14 August 2023
If you are covering the latest UK GDP statistics, please find below a comment from Marcus Brookes, chief investment officer at Quilter Investors:
“Earlier this week the National Institute of Economic and Social Research published forecasts that predicted the UK is facing five years of economic stagnation, and looking around you can see why such pessimistic views are percolating, despite the slightly better than expected GDP numbers this morning. UK GDP rose 0.5% in June and grew in the second quarter, with just a 0.2% increase. However, interest rates take a while to feed into the economy, but it is clear that they may be starting to have an effect. While there is unlikely to be one this year, the UK can still be put on recession watch for 2024 as it seeks to resolve its more unique set of economic circumstances.
“This all puts the Bank of England in a difficult period right now. Prior to this it was fairly easy to understand rate rises while inflation was on the way up and the labour market remained tight.
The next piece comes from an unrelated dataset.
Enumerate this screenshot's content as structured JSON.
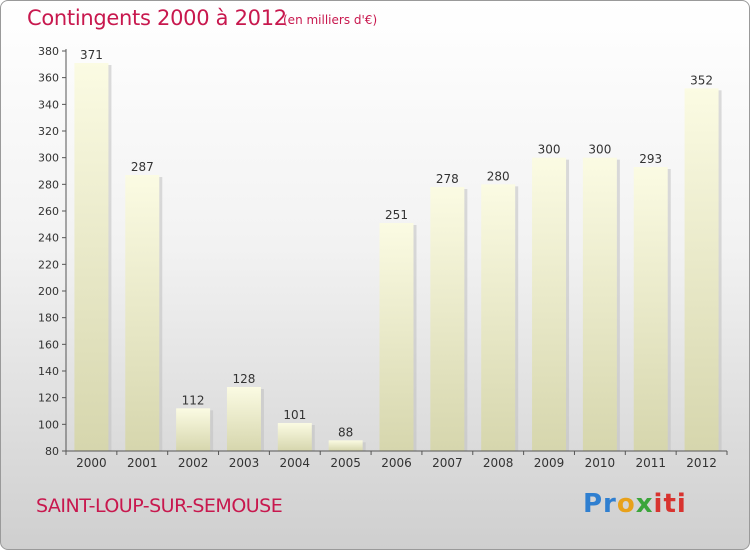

But inflation is now on the way back down, albeit slower than most would like, and the economy is beginning to teeter. The Bank of England now needs to ask itself if more rate increases are really necessary. The market expectations have pared back from as high as around 6.5%, and we certainly don’t see a need to go above 6%. Looking globally the US Fed is at a point where it could probably have a prolonged pause, and this option will need to be considered by the Bank of England as the delayed effects of previous rate rises continue to slow the UK economy.
“Crucially, though, we are getting towards the start of proper election campaigning, and the state of the economy is likely to be the number one issue. Rishi Sunak and Jeremy Hunt will be hoping to turn things around quickly, but unfortunately, the economic gloom may be here to stay for a little while longer.”